A história, escrita no século 19, passa-se entre os séculos 18 e 19. Há episódios que se referem à Revolução Francesa (1789), por exemplo. Desenvolve-se em várias cidades da Europa, Lisboa, Paris, Veneza, passa pela África e pelo Brasil. Seus personagens masculinos são aventureiros, não param quietos. As mulheres entregam-se a amores fulminantes, em geral ilícitos, segundo as convenções da época. Há uma melancolia profunda na parte portuguesa, com criaturas que se acreditam destinadas ao sofrimento ou ao consolo triste da religião. Mas também entram em cena mulheres libertas, ou manipuladoras, sem escrúpulos, que não se detêm diante de nada para alcançar seus objetivos. Certa atitude iluminista se insinua, em especial quando surgem as personagens francesas (vividas pelas ótimas Clotilde Hesme e Léa Seydoux, a mesma que está em cartaz em Azul É a Cor mais Quente).

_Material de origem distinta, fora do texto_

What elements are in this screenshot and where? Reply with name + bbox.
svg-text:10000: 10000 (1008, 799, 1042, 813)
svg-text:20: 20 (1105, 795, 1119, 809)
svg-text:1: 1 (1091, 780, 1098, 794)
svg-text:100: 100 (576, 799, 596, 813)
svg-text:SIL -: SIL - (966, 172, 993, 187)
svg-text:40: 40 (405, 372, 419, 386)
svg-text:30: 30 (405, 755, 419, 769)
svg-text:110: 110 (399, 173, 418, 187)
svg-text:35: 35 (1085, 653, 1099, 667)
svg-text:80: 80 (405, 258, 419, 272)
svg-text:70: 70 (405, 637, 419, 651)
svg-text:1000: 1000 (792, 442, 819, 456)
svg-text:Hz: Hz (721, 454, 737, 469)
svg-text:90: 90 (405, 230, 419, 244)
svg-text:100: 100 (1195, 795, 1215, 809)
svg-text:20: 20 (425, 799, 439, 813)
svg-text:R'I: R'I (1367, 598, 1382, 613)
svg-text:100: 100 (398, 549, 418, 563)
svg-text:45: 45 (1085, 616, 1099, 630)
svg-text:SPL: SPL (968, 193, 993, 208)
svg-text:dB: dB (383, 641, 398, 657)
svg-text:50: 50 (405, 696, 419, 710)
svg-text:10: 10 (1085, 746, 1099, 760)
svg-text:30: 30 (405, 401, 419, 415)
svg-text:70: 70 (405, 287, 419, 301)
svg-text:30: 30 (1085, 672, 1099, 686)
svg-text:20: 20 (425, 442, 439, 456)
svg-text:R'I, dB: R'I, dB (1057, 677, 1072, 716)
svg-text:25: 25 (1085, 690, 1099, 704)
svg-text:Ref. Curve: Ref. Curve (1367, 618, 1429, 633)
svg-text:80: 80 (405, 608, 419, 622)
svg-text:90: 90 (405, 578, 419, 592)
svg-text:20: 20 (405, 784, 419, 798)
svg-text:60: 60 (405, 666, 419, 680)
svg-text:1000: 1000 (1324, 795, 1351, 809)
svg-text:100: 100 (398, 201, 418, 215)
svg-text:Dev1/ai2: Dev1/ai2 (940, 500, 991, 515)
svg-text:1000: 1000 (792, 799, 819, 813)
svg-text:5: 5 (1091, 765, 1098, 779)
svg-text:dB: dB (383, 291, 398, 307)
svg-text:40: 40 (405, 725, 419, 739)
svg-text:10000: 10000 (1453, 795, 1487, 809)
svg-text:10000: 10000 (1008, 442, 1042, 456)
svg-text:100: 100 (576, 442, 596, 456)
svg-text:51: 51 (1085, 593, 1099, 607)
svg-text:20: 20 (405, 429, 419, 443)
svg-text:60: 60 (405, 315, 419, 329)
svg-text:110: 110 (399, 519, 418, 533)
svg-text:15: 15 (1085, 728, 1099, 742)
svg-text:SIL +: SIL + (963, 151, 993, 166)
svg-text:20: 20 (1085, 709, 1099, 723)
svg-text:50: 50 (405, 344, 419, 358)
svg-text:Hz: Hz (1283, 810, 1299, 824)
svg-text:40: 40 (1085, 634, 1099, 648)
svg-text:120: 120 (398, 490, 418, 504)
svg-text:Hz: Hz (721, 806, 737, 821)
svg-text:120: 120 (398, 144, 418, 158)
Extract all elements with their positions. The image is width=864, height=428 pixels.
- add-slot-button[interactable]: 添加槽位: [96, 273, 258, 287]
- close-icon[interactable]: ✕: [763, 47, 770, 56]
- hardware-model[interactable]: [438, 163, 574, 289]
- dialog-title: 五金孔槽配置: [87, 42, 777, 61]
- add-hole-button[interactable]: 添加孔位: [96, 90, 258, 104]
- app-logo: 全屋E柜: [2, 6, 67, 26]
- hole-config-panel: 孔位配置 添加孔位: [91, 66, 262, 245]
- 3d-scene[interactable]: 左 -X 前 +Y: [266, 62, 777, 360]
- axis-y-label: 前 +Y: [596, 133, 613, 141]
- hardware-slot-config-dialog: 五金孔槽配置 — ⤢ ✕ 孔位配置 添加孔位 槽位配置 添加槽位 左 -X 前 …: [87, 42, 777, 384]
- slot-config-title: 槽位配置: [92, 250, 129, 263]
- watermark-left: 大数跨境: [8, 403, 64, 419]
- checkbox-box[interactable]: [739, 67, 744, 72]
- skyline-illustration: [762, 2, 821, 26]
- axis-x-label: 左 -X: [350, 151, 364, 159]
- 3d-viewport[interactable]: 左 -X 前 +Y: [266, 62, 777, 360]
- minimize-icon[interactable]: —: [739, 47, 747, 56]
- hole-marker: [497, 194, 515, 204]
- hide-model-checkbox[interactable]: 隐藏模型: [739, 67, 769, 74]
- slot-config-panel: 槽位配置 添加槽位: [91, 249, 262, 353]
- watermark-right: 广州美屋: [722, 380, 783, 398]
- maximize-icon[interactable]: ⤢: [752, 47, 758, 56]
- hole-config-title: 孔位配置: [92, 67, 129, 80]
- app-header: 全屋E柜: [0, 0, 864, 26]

Há, acima de tudo, a magnífica direção de Raúl Ruiz a comandar essa profusão de personagens e domar o mar de histórias que apresenta. Sua mise-em-scène é de rigor excepcional. Num filme muito falado, as imagens não ficam em segundo plano – são elas que dão sentido ao todo e nos fazem imergir em época que não é a nossa e nela coabitar com personagens que teriam tudo para nos parecer estranhos e excêntricos.

Não tenhamos medo de chamar Mistérios de Lisboa por seu nome: obra-prima.